Data

An easy and fast data manipulation are among the crucial aspects in High Energy Particle physics data analysis. With the increasing data availability (e.g. with the advent of LHC), this challenge has been pursued in different manners. Common strategies vary from multidimensional arrays with attached row/column labels (e.g. DataFrame in pandas) or compressed binary formats (e.g. ROOT). While each of these data structure designs has their own advantages in terms of speed and acessibility, the data concept inplemented in zfit follows closely the features of DataFrame in pandas.

The Data class provides a simple and structured access/manipulation of data – similarly to concept of multidimensional arrays approach from pandas. The key feature of Data is its relation to the Space or more explicitly its axis or name. A more equally convention is to name the role of the Space in this context as the observable under investigation. Note that no explicit range for the Space is required at the moment of the data definition, since this is only required at the moment some calculation is needed (e.g. integrals, fits, etc).

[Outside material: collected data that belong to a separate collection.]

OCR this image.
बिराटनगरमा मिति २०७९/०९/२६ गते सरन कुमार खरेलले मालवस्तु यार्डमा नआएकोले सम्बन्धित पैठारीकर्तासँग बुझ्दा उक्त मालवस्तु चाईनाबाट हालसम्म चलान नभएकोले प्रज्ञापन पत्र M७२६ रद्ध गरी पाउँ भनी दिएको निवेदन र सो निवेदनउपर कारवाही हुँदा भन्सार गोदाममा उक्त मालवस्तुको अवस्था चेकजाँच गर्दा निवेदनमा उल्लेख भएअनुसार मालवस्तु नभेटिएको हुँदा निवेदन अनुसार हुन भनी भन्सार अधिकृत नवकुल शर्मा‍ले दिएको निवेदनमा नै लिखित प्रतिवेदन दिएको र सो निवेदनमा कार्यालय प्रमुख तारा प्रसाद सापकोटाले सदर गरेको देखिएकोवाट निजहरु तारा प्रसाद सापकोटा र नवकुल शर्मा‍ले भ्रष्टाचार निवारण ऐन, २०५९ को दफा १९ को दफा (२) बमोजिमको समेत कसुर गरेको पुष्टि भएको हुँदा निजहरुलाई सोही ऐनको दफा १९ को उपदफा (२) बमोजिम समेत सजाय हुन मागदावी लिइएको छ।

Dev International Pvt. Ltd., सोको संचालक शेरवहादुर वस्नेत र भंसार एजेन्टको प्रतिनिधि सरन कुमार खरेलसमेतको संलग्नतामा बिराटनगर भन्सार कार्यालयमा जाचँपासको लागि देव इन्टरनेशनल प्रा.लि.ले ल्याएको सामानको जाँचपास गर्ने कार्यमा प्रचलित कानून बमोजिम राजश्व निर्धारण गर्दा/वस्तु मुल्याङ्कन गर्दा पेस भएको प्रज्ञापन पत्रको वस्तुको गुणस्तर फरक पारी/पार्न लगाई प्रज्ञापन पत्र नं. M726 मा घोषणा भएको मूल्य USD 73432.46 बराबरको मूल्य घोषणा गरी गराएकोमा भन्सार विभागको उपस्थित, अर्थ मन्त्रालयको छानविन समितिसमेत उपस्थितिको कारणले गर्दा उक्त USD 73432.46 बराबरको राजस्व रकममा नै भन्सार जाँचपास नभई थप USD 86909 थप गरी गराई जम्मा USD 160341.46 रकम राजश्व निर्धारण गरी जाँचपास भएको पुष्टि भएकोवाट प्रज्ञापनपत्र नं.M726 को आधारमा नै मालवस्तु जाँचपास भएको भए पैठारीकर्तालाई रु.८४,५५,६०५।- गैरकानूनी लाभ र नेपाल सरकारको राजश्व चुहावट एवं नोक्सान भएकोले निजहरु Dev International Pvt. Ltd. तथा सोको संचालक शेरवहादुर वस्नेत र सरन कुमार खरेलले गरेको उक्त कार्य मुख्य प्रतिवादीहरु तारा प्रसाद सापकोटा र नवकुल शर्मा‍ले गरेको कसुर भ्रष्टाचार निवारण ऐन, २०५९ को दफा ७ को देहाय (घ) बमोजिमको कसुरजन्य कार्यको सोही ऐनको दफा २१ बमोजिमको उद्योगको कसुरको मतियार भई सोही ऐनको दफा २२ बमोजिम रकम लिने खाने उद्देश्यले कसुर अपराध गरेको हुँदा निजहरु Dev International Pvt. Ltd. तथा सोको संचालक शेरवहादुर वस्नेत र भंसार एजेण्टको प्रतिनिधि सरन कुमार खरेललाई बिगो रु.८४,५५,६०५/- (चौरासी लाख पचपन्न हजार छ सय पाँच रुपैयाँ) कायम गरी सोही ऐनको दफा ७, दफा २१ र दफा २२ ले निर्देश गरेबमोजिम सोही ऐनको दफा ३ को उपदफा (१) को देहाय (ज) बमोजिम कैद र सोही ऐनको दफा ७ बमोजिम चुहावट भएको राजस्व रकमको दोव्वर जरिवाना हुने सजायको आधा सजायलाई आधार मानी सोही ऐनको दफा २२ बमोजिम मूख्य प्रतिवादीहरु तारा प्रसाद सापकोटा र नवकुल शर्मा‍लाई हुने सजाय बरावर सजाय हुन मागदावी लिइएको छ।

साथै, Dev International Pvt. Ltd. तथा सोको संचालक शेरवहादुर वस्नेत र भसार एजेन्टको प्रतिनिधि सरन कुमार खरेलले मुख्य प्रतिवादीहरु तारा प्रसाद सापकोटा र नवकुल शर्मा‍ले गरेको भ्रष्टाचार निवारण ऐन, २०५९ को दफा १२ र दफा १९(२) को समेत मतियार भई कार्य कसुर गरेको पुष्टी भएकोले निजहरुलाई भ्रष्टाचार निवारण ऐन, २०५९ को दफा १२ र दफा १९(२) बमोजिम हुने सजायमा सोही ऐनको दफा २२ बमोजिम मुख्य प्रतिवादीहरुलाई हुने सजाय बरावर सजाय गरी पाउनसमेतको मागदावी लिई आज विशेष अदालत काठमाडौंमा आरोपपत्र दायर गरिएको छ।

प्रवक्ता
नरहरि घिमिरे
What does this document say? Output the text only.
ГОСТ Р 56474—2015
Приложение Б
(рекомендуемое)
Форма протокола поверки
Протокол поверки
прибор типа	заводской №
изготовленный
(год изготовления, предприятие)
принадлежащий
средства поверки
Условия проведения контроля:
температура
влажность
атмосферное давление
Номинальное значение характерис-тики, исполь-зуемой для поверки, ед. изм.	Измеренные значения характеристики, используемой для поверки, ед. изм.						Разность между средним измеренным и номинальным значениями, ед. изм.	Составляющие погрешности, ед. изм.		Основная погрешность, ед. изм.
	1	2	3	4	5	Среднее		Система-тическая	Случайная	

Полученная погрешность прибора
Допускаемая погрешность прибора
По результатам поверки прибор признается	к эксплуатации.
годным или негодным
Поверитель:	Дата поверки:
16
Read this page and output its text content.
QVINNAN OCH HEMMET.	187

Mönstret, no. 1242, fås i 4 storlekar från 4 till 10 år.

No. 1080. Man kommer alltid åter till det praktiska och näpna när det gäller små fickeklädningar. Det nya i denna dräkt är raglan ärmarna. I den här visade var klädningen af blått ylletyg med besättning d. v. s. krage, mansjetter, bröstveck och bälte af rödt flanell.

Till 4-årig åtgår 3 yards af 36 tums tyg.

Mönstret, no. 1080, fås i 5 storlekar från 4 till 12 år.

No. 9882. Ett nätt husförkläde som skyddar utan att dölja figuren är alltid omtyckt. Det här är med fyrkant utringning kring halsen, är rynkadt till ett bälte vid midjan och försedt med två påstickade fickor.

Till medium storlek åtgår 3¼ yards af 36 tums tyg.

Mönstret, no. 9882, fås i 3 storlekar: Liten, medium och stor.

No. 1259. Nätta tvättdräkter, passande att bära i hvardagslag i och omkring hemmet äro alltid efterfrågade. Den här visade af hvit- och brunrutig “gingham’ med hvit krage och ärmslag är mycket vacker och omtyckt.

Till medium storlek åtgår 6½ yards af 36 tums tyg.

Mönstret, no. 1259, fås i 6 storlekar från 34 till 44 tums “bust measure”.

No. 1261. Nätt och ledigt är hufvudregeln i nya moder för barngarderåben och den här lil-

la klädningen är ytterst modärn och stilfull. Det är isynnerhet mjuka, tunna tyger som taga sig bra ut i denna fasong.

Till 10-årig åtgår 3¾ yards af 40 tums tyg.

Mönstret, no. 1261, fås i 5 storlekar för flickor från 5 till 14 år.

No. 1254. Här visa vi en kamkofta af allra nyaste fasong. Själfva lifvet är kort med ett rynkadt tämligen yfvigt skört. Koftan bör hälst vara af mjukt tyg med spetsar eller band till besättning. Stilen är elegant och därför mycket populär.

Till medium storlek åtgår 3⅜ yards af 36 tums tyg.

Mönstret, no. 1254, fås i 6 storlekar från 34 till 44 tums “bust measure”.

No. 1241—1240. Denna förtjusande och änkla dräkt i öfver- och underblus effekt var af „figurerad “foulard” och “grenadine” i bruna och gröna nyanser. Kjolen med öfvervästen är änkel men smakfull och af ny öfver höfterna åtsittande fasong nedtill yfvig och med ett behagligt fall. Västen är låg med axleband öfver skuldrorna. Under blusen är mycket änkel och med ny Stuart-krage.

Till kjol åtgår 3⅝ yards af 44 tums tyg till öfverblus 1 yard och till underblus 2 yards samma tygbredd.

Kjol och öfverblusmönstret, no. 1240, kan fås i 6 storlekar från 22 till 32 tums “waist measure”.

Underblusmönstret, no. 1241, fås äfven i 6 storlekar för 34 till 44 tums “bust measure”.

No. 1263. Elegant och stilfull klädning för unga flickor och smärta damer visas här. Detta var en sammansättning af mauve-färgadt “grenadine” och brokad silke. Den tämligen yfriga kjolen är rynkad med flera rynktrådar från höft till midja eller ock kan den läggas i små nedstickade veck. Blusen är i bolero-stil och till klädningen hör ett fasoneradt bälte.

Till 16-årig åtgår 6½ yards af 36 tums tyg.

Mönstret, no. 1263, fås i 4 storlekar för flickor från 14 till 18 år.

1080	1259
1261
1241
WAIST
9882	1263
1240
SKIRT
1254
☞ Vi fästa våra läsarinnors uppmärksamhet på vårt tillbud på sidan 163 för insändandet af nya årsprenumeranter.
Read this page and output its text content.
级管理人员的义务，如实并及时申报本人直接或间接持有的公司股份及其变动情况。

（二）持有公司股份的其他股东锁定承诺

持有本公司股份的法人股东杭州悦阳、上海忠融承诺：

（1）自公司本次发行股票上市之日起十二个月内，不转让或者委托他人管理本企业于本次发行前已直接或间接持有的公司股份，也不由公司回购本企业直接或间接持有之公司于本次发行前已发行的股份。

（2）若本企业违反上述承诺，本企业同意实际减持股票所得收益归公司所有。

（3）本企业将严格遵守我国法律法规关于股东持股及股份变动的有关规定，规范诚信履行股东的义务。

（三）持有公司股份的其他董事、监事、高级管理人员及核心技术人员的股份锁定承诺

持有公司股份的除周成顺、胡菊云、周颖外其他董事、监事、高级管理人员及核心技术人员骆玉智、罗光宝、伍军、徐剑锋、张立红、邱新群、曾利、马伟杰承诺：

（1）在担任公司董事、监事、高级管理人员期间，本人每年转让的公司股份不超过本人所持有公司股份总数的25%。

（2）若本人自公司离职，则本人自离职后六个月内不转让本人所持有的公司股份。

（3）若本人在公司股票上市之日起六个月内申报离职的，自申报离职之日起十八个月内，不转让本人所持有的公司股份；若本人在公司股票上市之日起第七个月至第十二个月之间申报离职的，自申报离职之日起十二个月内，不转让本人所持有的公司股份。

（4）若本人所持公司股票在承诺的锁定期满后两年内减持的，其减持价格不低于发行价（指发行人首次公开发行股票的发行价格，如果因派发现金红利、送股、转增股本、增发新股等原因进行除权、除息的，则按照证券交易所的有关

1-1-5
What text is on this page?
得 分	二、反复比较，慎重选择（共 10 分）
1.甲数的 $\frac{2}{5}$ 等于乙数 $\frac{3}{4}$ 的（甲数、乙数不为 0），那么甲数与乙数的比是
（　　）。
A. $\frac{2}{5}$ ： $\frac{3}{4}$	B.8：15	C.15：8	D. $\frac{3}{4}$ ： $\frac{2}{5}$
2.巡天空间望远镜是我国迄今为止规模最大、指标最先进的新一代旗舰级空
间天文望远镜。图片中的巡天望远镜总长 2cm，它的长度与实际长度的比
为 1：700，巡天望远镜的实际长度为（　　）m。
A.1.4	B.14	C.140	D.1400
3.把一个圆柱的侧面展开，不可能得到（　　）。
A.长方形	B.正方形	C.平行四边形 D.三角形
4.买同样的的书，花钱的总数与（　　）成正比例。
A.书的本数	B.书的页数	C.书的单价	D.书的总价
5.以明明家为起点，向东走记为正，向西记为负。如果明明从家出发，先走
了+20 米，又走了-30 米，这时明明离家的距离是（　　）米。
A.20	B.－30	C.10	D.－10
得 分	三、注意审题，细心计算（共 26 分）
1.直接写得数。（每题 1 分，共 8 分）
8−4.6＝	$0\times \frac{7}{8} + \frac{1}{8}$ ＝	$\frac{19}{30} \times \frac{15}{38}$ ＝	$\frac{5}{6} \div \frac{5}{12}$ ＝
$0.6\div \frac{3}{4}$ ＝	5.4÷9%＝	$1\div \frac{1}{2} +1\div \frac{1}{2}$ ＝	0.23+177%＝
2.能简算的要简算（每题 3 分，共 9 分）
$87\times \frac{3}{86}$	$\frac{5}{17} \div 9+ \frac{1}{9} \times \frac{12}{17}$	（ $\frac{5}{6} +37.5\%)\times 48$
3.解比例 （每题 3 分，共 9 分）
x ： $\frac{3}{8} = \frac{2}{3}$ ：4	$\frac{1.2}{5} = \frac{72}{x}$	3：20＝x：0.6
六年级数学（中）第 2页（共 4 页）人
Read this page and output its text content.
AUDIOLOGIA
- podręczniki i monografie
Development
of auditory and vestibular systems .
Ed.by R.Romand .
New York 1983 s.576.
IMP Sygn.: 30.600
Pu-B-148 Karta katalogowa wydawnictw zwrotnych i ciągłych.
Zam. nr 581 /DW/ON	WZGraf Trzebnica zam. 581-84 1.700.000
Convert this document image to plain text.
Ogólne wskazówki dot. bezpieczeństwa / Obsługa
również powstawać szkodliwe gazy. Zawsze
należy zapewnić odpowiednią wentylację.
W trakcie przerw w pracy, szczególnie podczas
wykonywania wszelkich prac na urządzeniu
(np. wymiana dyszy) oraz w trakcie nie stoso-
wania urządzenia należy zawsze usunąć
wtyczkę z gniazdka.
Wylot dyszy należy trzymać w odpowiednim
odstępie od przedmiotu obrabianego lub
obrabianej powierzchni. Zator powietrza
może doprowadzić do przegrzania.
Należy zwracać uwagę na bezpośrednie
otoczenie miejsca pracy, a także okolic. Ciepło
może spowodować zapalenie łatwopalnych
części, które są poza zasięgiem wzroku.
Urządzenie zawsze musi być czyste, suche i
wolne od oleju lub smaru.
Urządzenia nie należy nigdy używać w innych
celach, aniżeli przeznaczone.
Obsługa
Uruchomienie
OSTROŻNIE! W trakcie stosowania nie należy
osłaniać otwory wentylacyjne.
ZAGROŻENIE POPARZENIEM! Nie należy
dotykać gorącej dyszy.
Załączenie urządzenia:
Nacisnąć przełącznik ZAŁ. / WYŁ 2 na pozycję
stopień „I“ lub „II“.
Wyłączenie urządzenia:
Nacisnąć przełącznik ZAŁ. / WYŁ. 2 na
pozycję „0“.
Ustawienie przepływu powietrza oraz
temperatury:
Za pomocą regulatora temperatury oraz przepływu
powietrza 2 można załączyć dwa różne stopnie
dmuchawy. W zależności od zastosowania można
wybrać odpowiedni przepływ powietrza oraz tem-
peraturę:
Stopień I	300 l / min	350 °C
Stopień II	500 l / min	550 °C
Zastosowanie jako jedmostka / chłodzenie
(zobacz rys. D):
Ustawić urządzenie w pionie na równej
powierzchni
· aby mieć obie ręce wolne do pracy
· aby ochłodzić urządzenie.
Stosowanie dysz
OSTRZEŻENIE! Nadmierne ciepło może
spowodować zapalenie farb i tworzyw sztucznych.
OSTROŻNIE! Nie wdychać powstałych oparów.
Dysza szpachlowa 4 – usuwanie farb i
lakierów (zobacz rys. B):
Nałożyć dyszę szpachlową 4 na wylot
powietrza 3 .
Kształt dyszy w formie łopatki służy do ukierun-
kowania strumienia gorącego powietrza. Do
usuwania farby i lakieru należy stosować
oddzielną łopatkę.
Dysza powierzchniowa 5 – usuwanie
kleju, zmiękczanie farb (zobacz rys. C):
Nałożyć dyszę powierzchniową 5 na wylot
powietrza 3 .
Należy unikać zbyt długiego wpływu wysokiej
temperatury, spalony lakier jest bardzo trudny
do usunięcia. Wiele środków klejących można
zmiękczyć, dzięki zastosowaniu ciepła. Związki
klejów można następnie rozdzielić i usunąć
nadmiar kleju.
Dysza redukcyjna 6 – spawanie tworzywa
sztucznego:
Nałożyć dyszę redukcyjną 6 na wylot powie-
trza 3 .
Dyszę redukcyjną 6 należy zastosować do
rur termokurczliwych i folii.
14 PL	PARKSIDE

Import dataset from a ROOT file

With the proliferation of the ROOT framework in the context of particle physics, it is often the case that the user will have access to a ROOT file in their analysis. A simple method has been used to handle this conversion:

>>> data = zfit.Data.from_root(root_file,
...                                root_tree,
...                                branches)

where root_file is the path to the ROOT file, root_tree is the tree name and branches are the list (or a single) of branches that the user wants to import from the ROOT file.

From the default conversion of the dataset there are two optional funcionalities for the user, i.e. the use of weights and the rename of the specified branches. The nominal structure follows:

>>> data = zfit.Data.from_root(root_file,
...                                root_tree,
...                                branches,
...                                branches_alias=None,
...                                weights=None)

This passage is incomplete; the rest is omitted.